Selasa, 21 Oktober 2008

Putri yang Menunduk

Mimosa pudica. Pernahkah anda melihat spesies ini? Menakjubkan, ya aku bilang menakjubkan dan ajaib. Sejak kecil, aku senang bermain dengannya. Kadang, kujahili dia dengan sebatang lidi atau kusentuh dia dengan jari-jariku yang kotor penuh lumpur. Setelah aku bermain bola atau bermain layangan di lapangan, tak lupa kukunjungi dia dan menyapanya. Jika terlalu sering kujahili, dia sering marah dan membuat jari dan betisku terluka terkena tangannya yang tajam sehingga membuatku menangis dan melaporkannya pada Ibu. Tetapi setelah itu, aku selalu kembali dan bermain dengannya lagi.



Kadang dia kupanggil dengan sebutan putri saja. Sampai sekarang aku masih menyimpan kenangan dengannya. Waktu SMP, aku juga sering menjumpainya untuk menjawab pertanyaan-pertanyaanku tentang masalah Biologi, tentu saja yang berhubungan dengan dirinya. Karena keterpaksaan melaksanakan tugas dari guruku, aku sampai tega mendekatkan bara api ke tubuhnya yang lembut sampai ia berteriak dan menunduk dalam-dalam. Butuh beberapa lama untuknya kembali percaya diri mengangkat kepalanya dan aku harus meminta maaf dengan tulus untuk itu.

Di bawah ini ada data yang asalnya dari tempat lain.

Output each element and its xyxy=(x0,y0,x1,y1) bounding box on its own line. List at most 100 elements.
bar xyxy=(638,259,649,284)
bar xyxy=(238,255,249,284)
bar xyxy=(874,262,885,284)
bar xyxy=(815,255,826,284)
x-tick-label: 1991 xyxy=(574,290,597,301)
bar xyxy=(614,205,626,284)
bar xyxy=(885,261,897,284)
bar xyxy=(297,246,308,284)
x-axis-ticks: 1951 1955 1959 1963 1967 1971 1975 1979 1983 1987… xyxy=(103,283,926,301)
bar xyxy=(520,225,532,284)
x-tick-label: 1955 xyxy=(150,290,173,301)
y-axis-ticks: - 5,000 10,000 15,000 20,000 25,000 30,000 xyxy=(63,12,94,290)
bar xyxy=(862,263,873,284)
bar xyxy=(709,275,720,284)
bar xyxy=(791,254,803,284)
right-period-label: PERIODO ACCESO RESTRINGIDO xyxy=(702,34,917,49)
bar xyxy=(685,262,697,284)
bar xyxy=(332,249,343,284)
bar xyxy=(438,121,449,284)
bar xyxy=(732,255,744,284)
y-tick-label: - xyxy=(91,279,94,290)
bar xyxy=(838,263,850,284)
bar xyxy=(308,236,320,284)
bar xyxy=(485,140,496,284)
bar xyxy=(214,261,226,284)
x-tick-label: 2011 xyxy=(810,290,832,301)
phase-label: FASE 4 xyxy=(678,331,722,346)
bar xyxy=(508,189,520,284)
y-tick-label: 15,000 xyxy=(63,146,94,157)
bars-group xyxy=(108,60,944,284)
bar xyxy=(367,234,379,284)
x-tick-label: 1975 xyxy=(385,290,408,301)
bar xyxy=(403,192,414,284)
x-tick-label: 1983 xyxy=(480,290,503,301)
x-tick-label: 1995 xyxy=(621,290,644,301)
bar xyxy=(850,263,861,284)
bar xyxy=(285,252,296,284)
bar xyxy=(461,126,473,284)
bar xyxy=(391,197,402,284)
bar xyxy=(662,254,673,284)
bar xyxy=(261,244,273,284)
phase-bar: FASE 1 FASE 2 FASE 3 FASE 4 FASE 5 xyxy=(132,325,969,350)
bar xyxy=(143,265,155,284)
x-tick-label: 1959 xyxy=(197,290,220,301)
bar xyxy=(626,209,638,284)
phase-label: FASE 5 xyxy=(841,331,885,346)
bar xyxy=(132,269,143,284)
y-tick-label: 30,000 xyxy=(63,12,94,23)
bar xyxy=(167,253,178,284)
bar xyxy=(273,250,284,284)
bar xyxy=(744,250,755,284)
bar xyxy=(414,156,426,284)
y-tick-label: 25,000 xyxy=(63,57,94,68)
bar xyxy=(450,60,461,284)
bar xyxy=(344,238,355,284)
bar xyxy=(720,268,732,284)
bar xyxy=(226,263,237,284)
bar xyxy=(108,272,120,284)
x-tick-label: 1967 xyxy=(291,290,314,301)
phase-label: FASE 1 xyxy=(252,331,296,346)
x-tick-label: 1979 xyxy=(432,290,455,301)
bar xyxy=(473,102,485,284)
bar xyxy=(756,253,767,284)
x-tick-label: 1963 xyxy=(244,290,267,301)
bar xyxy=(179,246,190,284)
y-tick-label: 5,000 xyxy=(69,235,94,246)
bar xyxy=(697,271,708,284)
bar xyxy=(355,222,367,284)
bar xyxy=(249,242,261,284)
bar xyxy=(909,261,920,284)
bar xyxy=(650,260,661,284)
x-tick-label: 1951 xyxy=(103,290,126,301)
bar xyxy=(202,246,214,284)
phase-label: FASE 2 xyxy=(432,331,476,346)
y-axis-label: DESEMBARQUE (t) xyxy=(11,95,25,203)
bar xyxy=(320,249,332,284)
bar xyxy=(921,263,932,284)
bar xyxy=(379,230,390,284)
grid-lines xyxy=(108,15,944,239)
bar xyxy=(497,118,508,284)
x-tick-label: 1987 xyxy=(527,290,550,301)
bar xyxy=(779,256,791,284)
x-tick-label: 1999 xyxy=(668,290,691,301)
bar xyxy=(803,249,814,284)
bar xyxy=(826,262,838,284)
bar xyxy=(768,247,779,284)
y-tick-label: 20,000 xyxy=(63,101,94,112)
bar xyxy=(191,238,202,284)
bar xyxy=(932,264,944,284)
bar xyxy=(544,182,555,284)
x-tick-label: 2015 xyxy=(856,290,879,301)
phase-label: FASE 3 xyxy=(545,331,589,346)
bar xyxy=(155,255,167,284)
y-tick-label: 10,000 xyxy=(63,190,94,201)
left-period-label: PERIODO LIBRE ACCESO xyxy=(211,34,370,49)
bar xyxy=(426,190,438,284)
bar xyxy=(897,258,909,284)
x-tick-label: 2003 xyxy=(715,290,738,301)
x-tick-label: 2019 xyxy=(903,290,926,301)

Dulu, aku sering menjumpainya dimana-mana. Di ladang kakekku, di kebun tetangga, di pinggir lapangan bola, di kavling-kavling perumahan yang belum terpakai, di pinggir selokan, di sebelah pohon jambu, di bukit, di gunung, di halaman rumah orang lain, di pematang-pematang sawah, di kuburan sekeliling rumahku, di pinggir jalan raya desaku. Tetapi, dimana dia sekarang, aku tidak tahu. Entah karena kesibukan sekolahku atau karena dia marah padaku, kami jarang bertemu lagi. Atau jangan-jangan, dia sudah tak ada lagi di sekitar kehidupanku.



Semua orang menyebutnya dengan panggilan putri malu. Bukan karena wajahnya yang buruk atau karena kelakuannya yang memalukan dia mendapat sebutan seperti itu. Anda tahu bukan? Jika dia disentuh, maka dia akan menunduk dalam-dalam. Dia akan menanggapi respon sentuhan kita dengan menutup daunnya yang bercabang-cabang. Sebuah ciri kehidupan yang alami dan ajaib. Sunatullah yang telah diberikan kepadanya, yang dengan bangga ditunjukkan kepada dunia. Dia seakan berkata, “Dunia, sentuhlah aku, dan aku akan menunjukkan padamu kehebatanku!”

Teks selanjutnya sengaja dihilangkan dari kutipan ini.